Draft Motor Vehicles (Driving Licences) (Amendment) (No. 5) Regulations 2021 Debate

Full Debate: Read Full Debate
Department: Department for Transport
Monday 13th December 2021

(2 years, 4 months ago)

General Committees
Read Full debate Read Hansard Text Read Debate Ministerial Extracts
Karin Smyth Portrait Karin Smyth (Bristol South) (Lab)
- Hansard - -

I rise to speak on behalf of my constituents, but also as chair of the all-party towing and trailer safety group. I put on record my strong opposition to the regulations on the Floor of the House on 8 November. Since then, the Government have created such chaos, through the announcement in September of this measure, which has still not been brought into law, that I have frankly become less assured, and more concerned, as the weeks have gone on. We are now unleashing thousands of untrained, unsafe and unqualified drivers of trailers on to our roads. It really does beggar belief that we are still doing this.

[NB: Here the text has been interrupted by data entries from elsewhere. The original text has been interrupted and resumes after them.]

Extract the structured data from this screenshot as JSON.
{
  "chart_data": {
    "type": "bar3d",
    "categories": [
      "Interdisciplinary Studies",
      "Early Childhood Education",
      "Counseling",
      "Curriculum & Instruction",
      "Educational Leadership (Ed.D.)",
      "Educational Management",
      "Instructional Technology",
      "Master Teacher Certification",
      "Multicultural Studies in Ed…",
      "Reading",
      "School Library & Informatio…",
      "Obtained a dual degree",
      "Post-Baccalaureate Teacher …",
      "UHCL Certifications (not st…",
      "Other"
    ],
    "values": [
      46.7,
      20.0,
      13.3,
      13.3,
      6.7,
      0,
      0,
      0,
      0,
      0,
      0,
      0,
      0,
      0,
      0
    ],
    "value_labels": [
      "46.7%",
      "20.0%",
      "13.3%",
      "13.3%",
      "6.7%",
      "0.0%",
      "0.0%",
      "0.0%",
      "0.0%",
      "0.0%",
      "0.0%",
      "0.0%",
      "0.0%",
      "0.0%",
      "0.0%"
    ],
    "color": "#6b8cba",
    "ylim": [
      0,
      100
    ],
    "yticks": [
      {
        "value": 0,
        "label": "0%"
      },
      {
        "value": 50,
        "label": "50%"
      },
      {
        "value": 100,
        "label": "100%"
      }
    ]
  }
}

My hon. Friend the Member for Ilford South mentioned the answers Baroness Vere of Norbiton gave to questions tabled by the noble Baroness Randerson and Lord Bassam. I do not know if you have seen answers like this, Mr Dowd, in your time in the House, but the answers we have had to questions asking the Government

“what data they hold on the safety impact of the B+E car and trailer test; and what criteria they will use to review the impact on safety of the Motor Vehicles (Driving Licences) (Amendment) (No. 5) Regulations 2021 after three years”

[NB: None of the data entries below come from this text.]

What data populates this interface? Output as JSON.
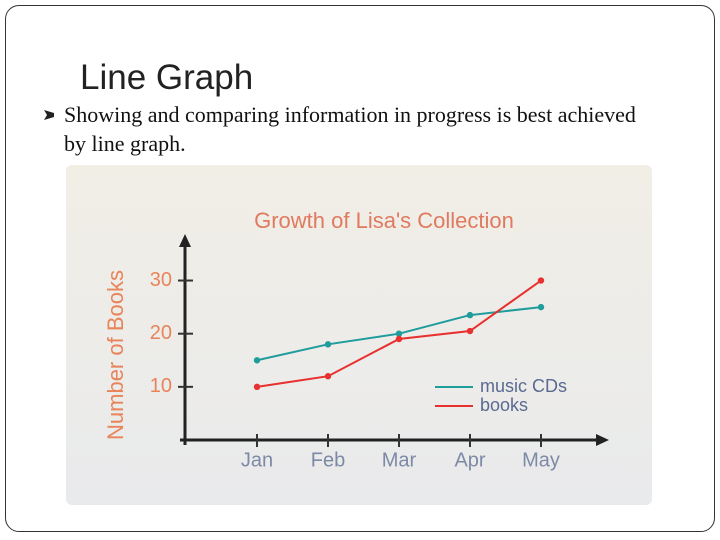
{
  "slide": {
    "title": "Line Graph",
    "bullet": "Showing and comparing information in progress is best achieved by line graph."
  },
  "chart_data": {
    "type": "line",
    "title": "Growth of Lisa's  Collection",
    "y_label": "Number of Books",
    "categories": [
      "Jan",
      "Feb",
      "Mar",
      "Apr",
      "May"
    ],
    "series": [
      {
        "name": "music CDs",
        "color": "#1f9c9c",
        "values": [
          15,
          18,
          20,
          23.5,
          25
        ]
      },
      {
        "name": "books",
        "color": "#e8302e",
        "values": [
          10,
          12,
          19,
          20.5,
          30
        ]
      }
    ],
    "ylim": [
      0,
      38
    ],
    "yticks": [
      10,
      20,
      30
    ],
    "grid": false
  }
}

beggar belief. The answer states:

“There is not currently any statistical evidence to categorically say that competence and skills will worsen if drivers do not take a statutory test to tow a trailer.”

In that case, frankly, I do not know why we are taking a driving test at all. Baroness Vere goes on to say:

“Road safety has significantly improved over recent decades for several reasons”—

we do not dispute that—

“and it is therefore difficult to identify how much the car trailer test…has made a difference since it was introduced in 1997…The number of trailer accidents is low, with the proportion of accidents of cars/vans towing a trailer compared to all car/van accidents, as roughly 0.45% in 2019.”

Over the past four years, the all-party parliamentary group on trailer and towing safety has worked steadfastly with the Department for Transport to gather data and information. The problem with further improving safety is that there has not been any more data and information.

Baroness Vere goes on to say:

“In respect of the demographics of the drivers towing trailers, our statistics show that individuals generally only start getting their car and trailer licence (Category B+E licences) from their late 30s and 40s onwards”.

If this is such a crisis, what is stopping drivers in their 20s from driving these trailers without a test? I have the support of the Association of British Insurers and of the Road Haulage Association, because they know that it is not safe—with all due respect to 22-year-olds—to put a 22-year-old on the roads, untested and unqualified, driving those trailers. I have spoken to very many people in their 20s, 30s, 40s and 50s, including people like me who, as the Minister has said, do not need the test. None of us thinks that we are competent to drive those trailers without training and testing. As my hon. Friend the Member for Ilford South said, we already know that 30% of people who have been trained and tested fail.

As I said in November, this move is reckless and dangerous. We know that 50% of trailers on the roads are already not compliant, as shown by the APPG’s work over the past few years, and that 30% of people fail the test. We know that the Government do not know the impact of their decisions, and that the so-called review after three years is a hollow commitment based on no data. I hope that the Minister will respond to my hon. Friend by explaining what on earth the criteria will be that are used to assess these regulations when they are reviewed in three years’ time. I will be here in three years’ time, and will hold the Government to their commitments. I promised my constituents Scott and Donna Hussey that I would do all I can to honour the memory of their son through “Tow Safe 4 Freddie”. I am grateful for the fact that the Government will continue their commitment to that campaign, but I am really quite appalled that we are back here again today, and I sincerely hope that, as a result of these regulations, we do not see the sort of reckless and unsafe driving on the roads that I fear we will.